До войны Липовский колхоз был одним из лучших в районе, а в войну, да и в первые послевоенные годы, хозяйство пошатнулось. Прежний председатель, работавший с первого дня организации колхоза,
Василий Авдеич из Липовки не ушел — и потому, что поздно было в его годы начинать новую городскую жизнь, и по глубокому убеждению, что рано или поздно, но все равно колхоз снова встанет на ноги. Огородом и скотиной, конечно, пришлось заниматься и ему — надо было чем-то кормиться, но, стосковавшись по делу, глуша тоску по сыну, он не только добросовестно работал в полеводческой бригаде за тощие палочки-трудодни, но и урывал время повозиться в запущенном саду, который в ту пору официально в хозяйстве колхоза уже и не числился.
Вера Василия Авдеича в силу колхозную была так глубока и живуча, что четыре года назад он, человек уже старый и бывалый, поверил пустому человеку.
В тот год, девятым ли, одиннадцатым ли по счету, председателем стал Андрей Брехунок, работавший до этого финагентом в районе. Фамилия его настоящая была Фролов, а Брехунок — прозвище, приставшее к нему еще в мальчишках и вновь всплывшее в памяти людей спустя полгода после того, как Брехунка избрали председателем.

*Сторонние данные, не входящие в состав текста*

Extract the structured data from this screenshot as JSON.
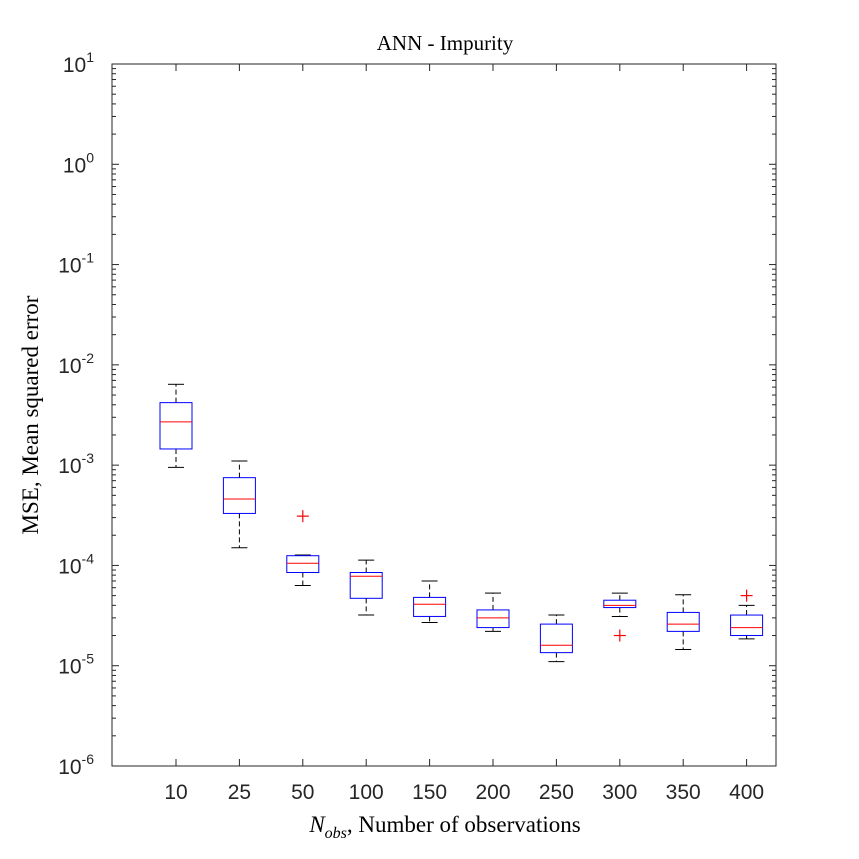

Краснощекий, зычноголосый, в коричневом кожаном пальто, он носился по селу с желтой полевой сумкой, толково выступал на собраниях, и — святая душа! — Василий Авдеич воспрянул духом.
Брехунок начал с электростанции. Каким чудом удалось ему при арестованном счете в банке закупить оборудование, — в колхозе не могут понять и до сих пор, но в ту осень на Ваче начал подниматься каменный домок электростанции, из лесу, мотаясь в раскисших колеях дороги, тянулись подводы с бревнами. О строительстве электростанции писали газеты, в областной даже фотографию напечатали, и Брехунок стал едва ли не самой заметной фигурой в районе. Зима приостановила стройку, а весной, когда можно стало продолжать работу, Брехунка из села словно вешней водой смыло. Обнаружилось, что многие материалы расхищены — недаром, видно, Брехунок всю зиму с дружками бражничал; колхоз оказался в таком положении, что и вспомнить-то тошно!

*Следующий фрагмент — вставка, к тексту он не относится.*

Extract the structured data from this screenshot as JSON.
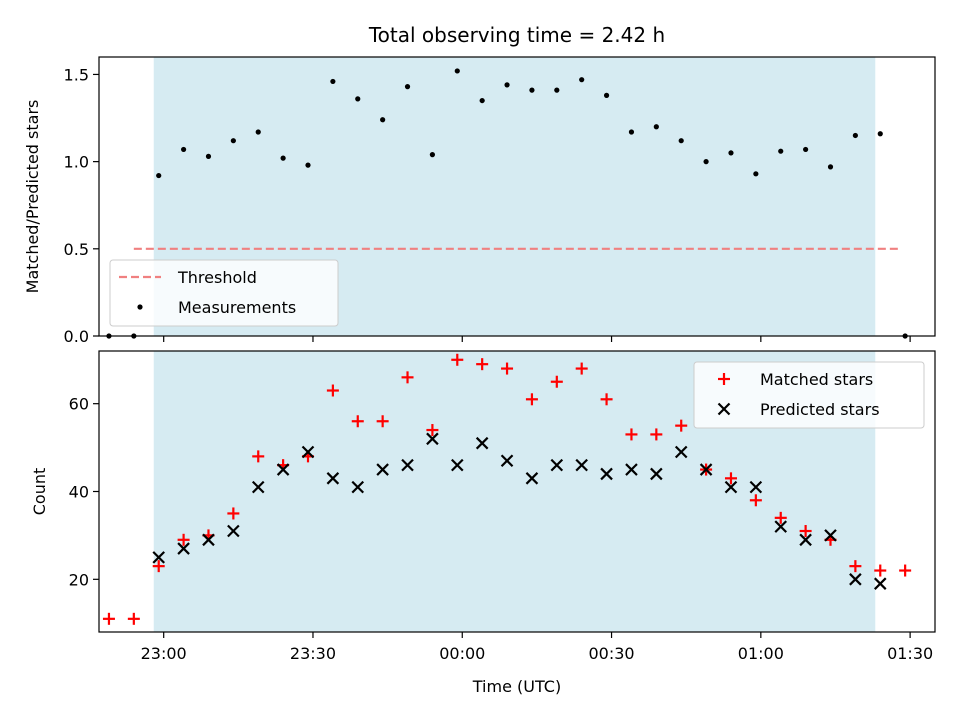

В ту самую осень, когда имя Брехунка начало греметь по району, уверовавший в него Василий Авдеич на одном из собраний внес предложение восстановить колхозный сад.

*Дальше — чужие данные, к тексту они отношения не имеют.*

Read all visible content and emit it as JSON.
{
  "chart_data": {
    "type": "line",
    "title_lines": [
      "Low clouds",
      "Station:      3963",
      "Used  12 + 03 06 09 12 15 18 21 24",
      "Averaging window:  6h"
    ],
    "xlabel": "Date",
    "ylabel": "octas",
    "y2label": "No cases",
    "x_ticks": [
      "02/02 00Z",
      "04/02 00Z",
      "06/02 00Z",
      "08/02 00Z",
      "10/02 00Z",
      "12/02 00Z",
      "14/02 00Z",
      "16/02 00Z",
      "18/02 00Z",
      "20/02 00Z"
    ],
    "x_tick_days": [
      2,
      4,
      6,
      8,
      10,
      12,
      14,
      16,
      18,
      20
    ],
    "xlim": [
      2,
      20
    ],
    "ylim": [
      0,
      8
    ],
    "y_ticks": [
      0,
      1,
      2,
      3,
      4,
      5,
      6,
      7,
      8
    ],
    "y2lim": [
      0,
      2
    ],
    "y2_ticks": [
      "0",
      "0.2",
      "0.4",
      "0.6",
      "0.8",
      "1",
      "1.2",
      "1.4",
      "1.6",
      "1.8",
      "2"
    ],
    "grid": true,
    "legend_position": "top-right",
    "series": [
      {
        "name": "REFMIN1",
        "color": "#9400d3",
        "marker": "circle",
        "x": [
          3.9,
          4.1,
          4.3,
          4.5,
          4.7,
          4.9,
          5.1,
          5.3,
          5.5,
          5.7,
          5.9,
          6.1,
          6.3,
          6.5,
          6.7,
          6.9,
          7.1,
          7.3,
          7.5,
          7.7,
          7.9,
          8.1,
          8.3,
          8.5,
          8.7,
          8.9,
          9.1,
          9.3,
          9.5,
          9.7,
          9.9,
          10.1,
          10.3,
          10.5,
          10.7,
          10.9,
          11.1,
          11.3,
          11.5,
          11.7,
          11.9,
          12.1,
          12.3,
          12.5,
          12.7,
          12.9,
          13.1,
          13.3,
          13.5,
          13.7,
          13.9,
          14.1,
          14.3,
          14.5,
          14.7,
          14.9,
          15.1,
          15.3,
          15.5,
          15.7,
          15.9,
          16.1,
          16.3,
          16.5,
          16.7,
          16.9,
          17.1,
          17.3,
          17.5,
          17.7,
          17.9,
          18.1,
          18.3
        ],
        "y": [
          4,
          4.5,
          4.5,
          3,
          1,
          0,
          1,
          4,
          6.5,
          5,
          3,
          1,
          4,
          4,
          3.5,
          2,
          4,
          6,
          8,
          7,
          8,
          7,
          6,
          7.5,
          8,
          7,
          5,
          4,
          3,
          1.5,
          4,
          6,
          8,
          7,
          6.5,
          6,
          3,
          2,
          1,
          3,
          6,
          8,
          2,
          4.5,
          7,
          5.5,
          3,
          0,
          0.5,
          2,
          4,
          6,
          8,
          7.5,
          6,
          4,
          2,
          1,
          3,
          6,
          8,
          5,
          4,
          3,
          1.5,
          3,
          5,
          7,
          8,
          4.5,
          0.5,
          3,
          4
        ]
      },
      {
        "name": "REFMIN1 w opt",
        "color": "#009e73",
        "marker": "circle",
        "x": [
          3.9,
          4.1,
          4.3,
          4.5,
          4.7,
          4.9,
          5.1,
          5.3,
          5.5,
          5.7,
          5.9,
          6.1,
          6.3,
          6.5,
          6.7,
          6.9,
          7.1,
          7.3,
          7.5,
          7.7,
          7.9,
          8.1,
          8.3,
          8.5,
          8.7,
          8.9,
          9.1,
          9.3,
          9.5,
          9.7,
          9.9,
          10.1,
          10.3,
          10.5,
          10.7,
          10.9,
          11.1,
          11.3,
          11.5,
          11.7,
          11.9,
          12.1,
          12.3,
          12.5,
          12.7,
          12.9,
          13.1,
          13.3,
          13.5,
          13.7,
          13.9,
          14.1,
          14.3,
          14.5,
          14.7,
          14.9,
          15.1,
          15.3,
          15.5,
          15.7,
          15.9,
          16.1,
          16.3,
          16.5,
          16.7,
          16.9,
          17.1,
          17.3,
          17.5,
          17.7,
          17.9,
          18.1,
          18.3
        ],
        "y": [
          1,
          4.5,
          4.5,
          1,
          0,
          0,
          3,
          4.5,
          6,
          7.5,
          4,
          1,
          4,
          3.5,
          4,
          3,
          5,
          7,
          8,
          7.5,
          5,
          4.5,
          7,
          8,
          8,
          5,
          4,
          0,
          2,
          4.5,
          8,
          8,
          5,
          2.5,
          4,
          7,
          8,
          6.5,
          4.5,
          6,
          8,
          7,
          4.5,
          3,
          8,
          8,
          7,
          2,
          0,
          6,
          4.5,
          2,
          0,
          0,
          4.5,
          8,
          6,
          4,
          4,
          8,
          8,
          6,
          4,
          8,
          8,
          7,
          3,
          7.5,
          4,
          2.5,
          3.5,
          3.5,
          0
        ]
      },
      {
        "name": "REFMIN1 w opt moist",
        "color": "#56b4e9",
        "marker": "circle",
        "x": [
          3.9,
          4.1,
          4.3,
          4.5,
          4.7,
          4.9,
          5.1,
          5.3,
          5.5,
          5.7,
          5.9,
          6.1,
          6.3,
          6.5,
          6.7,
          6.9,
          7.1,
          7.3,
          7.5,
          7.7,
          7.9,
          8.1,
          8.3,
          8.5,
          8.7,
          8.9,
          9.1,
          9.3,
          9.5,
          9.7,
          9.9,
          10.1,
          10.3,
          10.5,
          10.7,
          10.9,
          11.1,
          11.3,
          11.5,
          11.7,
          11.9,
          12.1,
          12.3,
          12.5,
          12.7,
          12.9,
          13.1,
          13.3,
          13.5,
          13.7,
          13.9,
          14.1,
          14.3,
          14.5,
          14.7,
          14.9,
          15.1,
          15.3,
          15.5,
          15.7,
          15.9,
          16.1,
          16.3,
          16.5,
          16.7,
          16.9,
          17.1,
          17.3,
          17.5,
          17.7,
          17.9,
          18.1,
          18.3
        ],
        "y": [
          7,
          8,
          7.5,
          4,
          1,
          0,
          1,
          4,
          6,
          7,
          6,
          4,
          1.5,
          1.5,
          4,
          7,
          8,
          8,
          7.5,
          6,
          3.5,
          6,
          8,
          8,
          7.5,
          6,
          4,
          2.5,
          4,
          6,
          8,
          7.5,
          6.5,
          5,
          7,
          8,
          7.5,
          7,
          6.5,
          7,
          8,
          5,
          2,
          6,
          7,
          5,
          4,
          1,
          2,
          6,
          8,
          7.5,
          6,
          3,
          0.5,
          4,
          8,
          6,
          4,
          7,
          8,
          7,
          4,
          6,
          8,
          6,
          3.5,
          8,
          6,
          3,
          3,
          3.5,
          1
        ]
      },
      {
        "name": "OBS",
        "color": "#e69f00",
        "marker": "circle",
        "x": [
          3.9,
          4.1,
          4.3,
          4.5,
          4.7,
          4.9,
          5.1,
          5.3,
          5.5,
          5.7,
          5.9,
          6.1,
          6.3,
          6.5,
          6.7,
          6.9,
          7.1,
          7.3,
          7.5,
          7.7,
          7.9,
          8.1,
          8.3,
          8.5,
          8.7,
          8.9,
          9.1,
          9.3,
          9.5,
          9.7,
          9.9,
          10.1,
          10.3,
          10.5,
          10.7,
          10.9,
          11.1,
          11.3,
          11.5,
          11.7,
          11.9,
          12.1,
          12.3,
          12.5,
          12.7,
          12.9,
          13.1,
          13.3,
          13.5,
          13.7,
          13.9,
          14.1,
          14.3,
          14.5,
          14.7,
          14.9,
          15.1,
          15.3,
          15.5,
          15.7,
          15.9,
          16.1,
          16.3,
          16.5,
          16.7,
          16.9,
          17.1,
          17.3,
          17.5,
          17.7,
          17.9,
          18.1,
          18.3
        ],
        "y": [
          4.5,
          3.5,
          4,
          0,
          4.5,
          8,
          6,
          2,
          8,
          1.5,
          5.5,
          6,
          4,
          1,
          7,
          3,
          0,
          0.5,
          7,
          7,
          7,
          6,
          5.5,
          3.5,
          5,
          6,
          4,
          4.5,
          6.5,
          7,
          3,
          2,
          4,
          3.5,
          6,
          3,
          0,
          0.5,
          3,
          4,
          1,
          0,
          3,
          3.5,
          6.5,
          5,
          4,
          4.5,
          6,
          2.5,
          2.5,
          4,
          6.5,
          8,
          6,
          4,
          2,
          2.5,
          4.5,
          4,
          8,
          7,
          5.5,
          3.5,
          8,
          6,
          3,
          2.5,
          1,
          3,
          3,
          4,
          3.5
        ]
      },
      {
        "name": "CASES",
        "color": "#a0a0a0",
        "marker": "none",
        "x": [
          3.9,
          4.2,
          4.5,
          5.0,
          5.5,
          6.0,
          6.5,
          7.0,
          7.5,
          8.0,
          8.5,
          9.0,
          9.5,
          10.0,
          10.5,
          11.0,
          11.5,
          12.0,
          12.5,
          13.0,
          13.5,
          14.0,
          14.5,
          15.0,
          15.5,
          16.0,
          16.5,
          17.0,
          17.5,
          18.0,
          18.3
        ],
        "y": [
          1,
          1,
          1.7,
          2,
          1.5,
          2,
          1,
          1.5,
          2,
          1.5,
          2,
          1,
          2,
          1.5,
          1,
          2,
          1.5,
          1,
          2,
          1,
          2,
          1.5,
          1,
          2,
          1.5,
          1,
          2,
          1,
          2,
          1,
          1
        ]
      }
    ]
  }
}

Скрипнув хромовыми сапогами, Брехунок поднялся за столом, веско бросил:
— Правильно, Василий Авдеич. Надо украшать Родину садами!
Слова были сказаны хорошие, но на другой день, когда Василий Авдеич пришел в правление и заговорил о саде, Брехунок досадливо отмахнулся:
— Не до этого, старик. С электростанцией бы как-нибудь выпутаться.